Monday, 16 February 2015


'Each individual, in the personal stories, describes in his own language and from his own point of view the way he established his relationship with God. These give a fair cross section of our membership and a clear-cut idea of what has actually happened in their lives.
We hope no one will consider these self-revealing accounts in bad taste. Our hope is that many alcoholic men and women, desperately in need, will see these pages, and we believe that it is only by fully disclosing ourselves and our problems that they will be persuaded to say, "Yes, I am one of them too; I must have this thing." ' (Alcoholics Anonymous)

The AA message is carried through stories.

The stories in the back of the Big Book are sometimes humorous, often deadpan, and apparently very honest.

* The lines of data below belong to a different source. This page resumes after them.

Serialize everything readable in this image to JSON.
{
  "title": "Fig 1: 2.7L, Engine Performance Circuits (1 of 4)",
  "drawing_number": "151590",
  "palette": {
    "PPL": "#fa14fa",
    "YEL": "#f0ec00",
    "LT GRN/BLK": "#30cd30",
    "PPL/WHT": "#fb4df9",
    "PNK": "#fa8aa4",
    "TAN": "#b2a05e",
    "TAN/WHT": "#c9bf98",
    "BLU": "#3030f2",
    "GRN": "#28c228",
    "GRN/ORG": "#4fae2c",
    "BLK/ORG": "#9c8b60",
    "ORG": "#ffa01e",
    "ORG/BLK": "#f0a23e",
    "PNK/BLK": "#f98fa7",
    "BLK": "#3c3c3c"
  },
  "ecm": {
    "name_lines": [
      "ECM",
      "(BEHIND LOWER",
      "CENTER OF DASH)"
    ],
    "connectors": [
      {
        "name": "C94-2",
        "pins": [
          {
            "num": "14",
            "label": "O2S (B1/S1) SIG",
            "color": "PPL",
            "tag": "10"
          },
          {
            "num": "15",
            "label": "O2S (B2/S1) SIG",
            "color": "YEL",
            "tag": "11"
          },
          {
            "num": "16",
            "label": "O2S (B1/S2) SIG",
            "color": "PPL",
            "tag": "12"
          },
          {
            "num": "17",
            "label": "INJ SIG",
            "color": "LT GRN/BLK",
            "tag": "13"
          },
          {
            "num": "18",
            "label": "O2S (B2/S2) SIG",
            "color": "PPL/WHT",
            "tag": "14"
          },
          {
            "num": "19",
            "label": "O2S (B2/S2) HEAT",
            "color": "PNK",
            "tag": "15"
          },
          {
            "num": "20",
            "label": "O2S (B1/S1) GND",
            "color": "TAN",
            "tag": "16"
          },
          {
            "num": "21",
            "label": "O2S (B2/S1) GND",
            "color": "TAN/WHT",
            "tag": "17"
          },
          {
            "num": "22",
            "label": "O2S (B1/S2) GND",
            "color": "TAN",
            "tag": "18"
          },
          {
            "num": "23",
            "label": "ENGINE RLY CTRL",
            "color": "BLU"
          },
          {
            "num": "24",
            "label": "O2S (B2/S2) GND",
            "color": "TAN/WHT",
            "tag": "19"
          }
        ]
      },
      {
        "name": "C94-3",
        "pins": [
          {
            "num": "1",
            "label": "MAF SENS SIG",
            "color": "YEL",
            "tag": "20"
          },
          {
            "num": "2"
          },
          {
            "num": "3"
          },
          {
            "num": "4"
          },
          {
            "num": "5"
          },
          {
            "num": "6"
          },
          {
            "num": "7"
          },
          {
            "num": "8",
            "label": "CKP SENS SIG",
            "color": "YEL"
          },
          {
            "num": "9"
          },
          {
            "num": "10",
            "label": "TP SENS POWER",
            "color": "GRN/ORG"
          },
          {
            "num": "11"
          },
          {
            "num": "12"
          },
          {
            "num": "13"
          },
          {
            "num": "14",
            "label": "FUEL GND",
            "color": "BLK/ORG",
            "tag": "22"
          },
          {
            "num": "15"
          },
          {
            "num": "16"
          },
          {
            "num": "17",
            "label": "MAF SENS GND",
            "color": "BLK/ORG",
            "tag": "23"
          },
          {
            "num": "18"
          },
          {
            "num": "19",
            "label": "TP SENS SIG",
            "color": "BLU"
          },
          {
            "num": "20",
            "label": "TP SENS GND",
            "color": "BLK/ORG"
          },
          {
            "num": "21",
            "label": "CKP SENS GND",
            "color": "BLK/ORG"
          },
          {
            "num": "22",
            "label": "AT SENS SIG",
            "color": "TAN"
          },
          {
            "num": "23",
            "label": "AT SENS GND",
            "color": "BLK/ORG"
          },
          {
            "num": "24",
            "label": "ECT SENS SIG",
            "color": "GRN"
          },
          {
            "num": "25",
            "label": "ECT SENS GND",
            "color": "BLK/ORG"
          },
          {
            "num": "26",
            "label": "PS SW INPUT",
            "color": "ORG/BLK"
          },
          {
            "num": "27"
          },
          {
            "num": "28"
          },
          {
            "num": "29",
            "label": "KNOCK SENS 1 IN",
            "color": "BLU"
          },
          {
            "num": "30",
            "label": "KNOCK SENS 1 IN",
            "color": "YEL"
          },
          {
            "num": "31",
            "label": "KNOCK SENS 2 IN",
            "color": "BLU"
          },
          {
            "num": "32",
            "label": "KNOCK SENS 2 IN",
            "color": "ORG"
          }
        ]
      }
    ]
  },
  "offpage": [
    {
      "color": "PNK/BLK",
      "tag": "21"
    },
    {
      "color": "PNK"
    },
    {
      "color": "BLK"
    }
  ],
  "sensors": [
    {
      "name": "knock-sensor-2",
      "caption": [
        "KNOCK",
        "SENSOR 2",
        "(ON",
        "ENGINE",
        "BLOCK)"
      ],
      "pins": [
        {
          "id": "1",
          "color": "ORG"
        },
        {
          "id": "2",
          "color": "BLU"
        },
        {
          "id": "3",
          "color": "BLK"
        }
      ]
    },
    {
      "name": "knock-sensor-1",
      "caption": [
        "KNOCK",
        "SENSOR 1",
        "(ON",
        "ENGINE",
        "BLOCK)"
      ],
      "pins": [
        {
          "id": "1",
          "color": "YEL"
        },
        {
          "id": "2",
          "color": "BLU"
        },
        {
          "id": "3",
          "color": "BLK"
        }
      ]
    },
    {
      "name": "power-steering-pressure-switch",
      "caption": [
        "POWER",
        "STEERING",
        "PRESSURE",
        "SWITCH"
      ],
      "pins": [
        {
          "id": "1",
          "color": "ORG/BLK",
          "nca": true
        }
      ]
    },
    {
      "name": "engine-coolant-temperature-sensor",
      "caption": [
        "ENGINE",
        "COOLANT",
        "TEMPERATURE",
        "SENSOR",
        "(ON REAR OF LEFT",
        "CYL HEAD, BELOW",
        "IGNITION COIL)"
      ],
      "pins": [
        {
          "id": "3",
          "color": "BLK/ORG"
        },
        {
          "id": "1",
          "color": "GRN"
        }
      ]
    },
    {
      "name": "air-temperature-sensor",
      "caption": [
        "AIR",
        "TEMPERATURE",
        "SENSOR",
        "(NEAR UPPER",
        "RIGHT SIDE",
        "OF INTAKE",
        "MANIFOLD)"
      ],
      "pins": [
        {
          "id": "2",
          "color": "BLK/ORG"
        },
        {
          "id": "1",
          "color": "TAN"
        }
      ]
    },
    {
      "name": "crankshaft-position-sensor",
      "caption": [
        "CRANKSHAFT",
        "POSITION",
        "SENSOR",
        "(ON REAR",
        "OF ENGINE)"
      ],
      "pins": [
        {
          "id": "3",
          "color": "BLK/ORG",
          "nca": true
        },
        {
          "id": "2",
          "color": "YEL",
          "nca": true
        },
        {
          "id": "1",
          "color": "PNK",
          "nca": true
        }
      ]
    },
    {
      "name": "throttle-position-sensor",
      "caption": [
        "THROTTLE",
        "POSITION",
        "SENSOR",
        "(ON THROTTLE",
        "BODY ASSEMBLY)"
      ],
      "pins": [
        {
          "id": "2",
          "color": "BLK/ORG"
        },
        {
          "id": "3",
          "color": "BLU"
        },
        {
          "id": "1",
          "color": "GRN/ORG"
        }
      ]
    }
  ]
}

The stories told in the meetings—likewise.

When I listen to podium talks from conventions, conferences, etc., a different picture emerges: the speaker, very often, rather than telling an honest, candid story, presents a disparaging caricature of himself (for it is usually men who do this) as an utterly selfish idiot drinker and newcomer.

I, for one, struggle to identify with such stories, not because I was not utterly selfish and foolish as a drinker and newcomer, but because the picture is woefully incomplete: as a drinker and a newcomer, I was nonetheless a fully-fledged, complex human being, with a full range of emotions and experiences.

The reduction of public discourse to one-dimensional comic parodies of ourselves does not, in my view, further communication.

If AA is to grow to the next level, I believe that the choice of speakers at this very public level must move from stand-up comedian to individuals who may not have as much showtime to them but who have genuine, profound experience of spiritual growth and are able to be genuinely candid.

More substance, less glitter and gutter, please.